I am very respectfully your ob't Serv't,

L. W. Boggs,

Commander-in-chief.[[3]]

In the meantime Major-General Lucas and Brigadier-General Wilson, both of Jackson county, (who had, five years previously, assisted in driving about 1,200 "Mormon" citizens from that county, besides burning 203 houses, and assisted in murdering several, and plundering the rest), raised forces to the amount of several thousand men, and appeared before the city of Far West in battle array.

A few of the militia then paraded in front of the city, which caused the cowardly assailants to come to a halt at about a mile distant, in full view of the town.

A messenger arrived from them and demanded three persons before they massacred the rest and laid the town in ashes. The names of the persons demanded were Adam Lightner, John Clemenson, and his wife.

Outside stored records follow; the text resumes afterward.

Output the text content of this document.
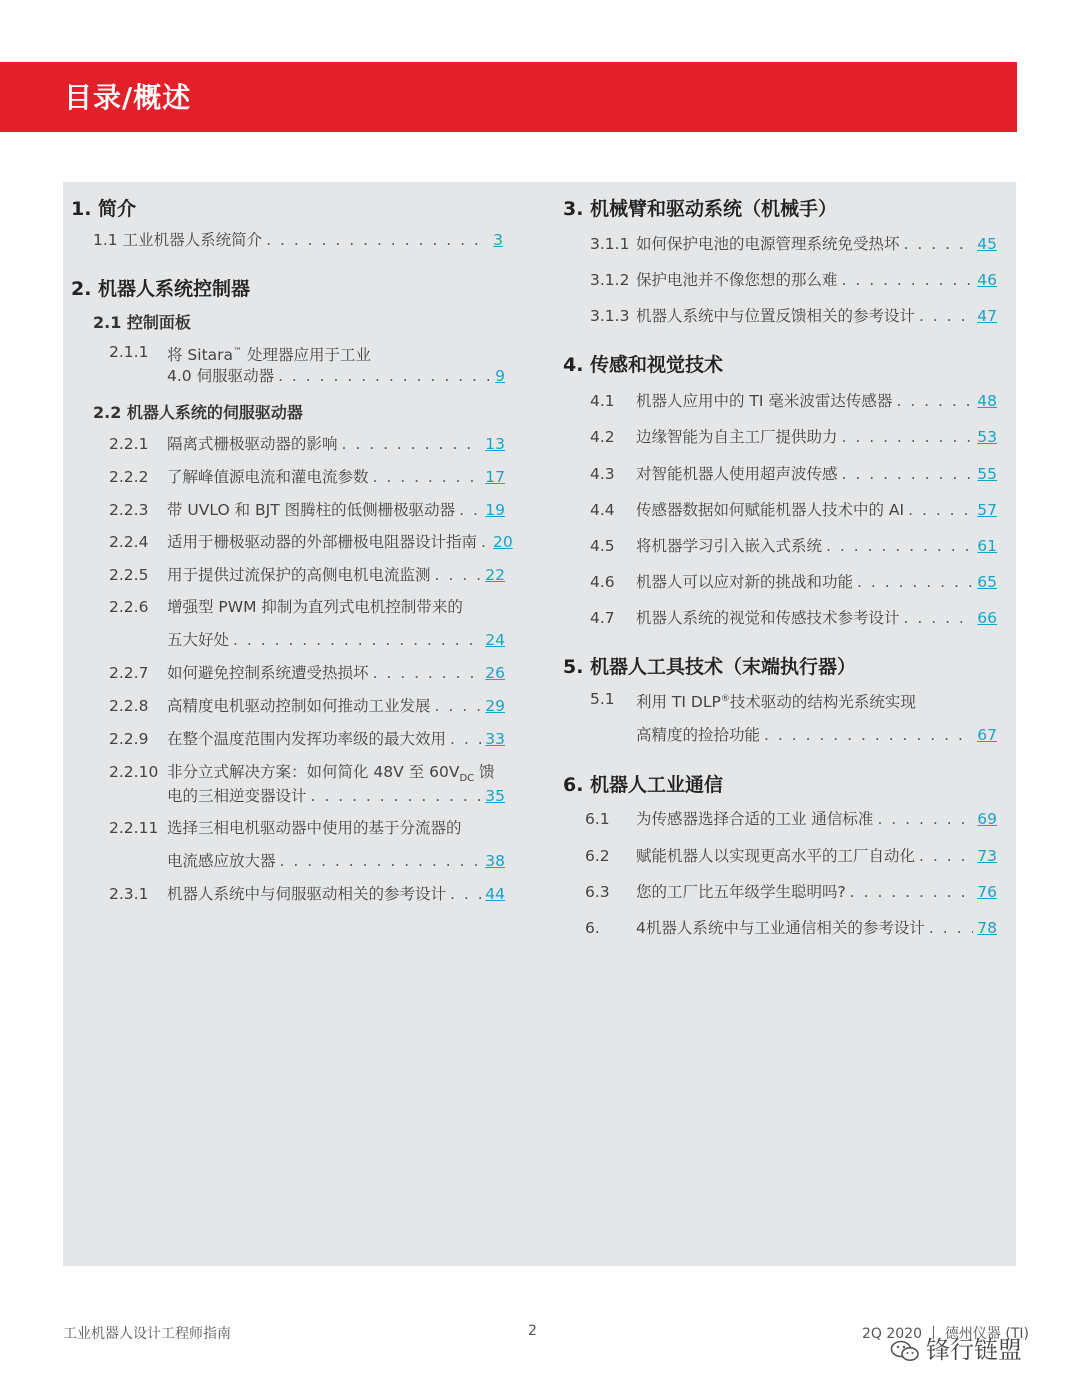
目录/概述
1. 简介
1.1 工业机器人系统简介 . . .	3
2. 机器人系统控制器
2.1 控制面板
2.1.1 将 Sitara™ 处理器应用于工业
4.0 伺服驱动器 . . .	9
2.2 机器人系统的伺服驱动器
2.2.1 隔离式栅极驱动器的影响 . . .	13
2.2.2 了解峰值源电流和灌电流参数 . . .	17
2.2.3 带 UVLO 和 BJT 图腾柱的低侧栅极驱动器 . . . 19
2.2.4 适用于栅极驱动器的外部栅极电阻器设计指南 . . . 20
2.2.5 用于提供过流保护的高侧电机电流监测 . . .	22
2.2.6 增强型 PWM 抑制为直列式电机控制带来的
五大好处 . . .	24
2.2.7 如何避免控制系统遭受热损坏 . . .	26
2.2.8 高精度电机驱动控制如何推动工业发展 . . .	29
2.2.9 在整个温度范围内发挥功率级的最大效用 . . .	33
2.2.10 非分立式解决方案：如何简化 48V 至 $60V_{DC}$ 馈
电的三相逆变器设计 . . .	35
2.2.11 选择三相电机驱动器中使用的基于分流器的
电流感应放大器 . . .	38
2.3.1 机器人系统中与伺服驱动相关的参考设计 . . .	44
3. 机械臂和驱动系统（机械手）
3.1.1 如何保护电池的电源管理系统免受热坏 . . .	45
3.1.2 保护电池并不像您想的那么难 . . .	46
3.1.3 机器人系统中与位置反馈相关的参考设计 . . .	47
4. 传感和视觉技术
4.1 机器人应用中的 TI 毫米波雷达传感器 . . .	48
4.2 边缘智能为自主工厂提供助力 . . .	53
4.3 对智能机器人使用超声波传感 . . .	55
4.4 传感器数据如何赋能机器人技术中的 AI . . .	57
4.5 将机器学习引入嵌入式系统 . . .	61
4.6 机器人可以应对新的挑战和功能 . . .	65
4.7 机器人系统的视觉和传感技术参考设计 . . .	66
5. 机器人工具技术（末端执行器）
5.1 利用 TI DLP®技术驱动的结构光系统实现
高精度的捡拾功能 . . .	67
6. 机器人工业通信
6.1 为传感器选择合适的工业 通信标准 . . .	69
6.2 赋能机器人以实现更高水平的工厂自动化 . . .	73
6.3 您的工厂比五年级学生聪明吗? . . .	76
6. 4机器人系统中与工业通信相关的参考设计 . . .	78
工业机器人设计工程师指南	2	2Q 2020 丨 德州仪器 (TI)
锋行链盟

They gave no information who this army were, nor by what authority they came; neither had we at that time any knowledge of the governor's order, nor any of these movements, the mail having been designedly stopped by our enemies for three weeks previously. We had supposed, on their first appearance, that they were friendly troops sent for our protection; but on receiving this alarming information of their wicked intentions, we were much surprised, and sent a messenger with a white flag to inquire of them who they were, and what they wanted of us, and by whose authority they came.

This flag was fired upon by Captain Bogart, the Methodist priest, who afterwards told me the same with his own mouth. After several attempts, however, we got an interview, by which we learned who they were, and that they pretended to have been sent by the governor to exterminate our people.

Upon learning this fact no resistance was offered to their will or wishes. They demanded the arms of the militia, and forcibly took them away. They requested that Mr. Joseph Smith and other leaders of the Church should come into their camp for consultation, giving them a sacred promise of protection and safe return. Accordingly, Messrs. Joseph Smith, Sidney Rigdon, Lyman Wight, George W. Robinson, and myself started in company with Colonel Hinkle to their camp when we were soon abruptly met by General Lucas with several hundred of his soldiers, in a hostile manner, who immediately surrounded us, and set up the most hideous yells that might have been supposed to have proceeded from the mouths of demons, and marched us as prisoners within their lines.

There we were detained for two days and nights, and had to sleep on the ground, in the cold month of November, in the midst of rain and mud, and were continually surrounded with a strong guard, whose mouths were filled with cursing and bitterness, blackguardism and blasphemy—who offered us every abuse and insult in their power, both by night and day; and many individuals of the army cocked their rifles and, taking deadly aim at our heads, swore they would shoot us.

While under these circumstances, our ears were continually shocked with the relation of the horrid deeds they had committed and which they boasted of. They related the circumstance in detail of having, the previous day, disarmed a certain man in his own house, and took him prisoner, and afterwards beat out his brains with his own gun, in presence of their officers. They told of other individuals lying here and there in the brush, whom they had shot down without resistance, and who were lying unburied for the hogs to feed upon.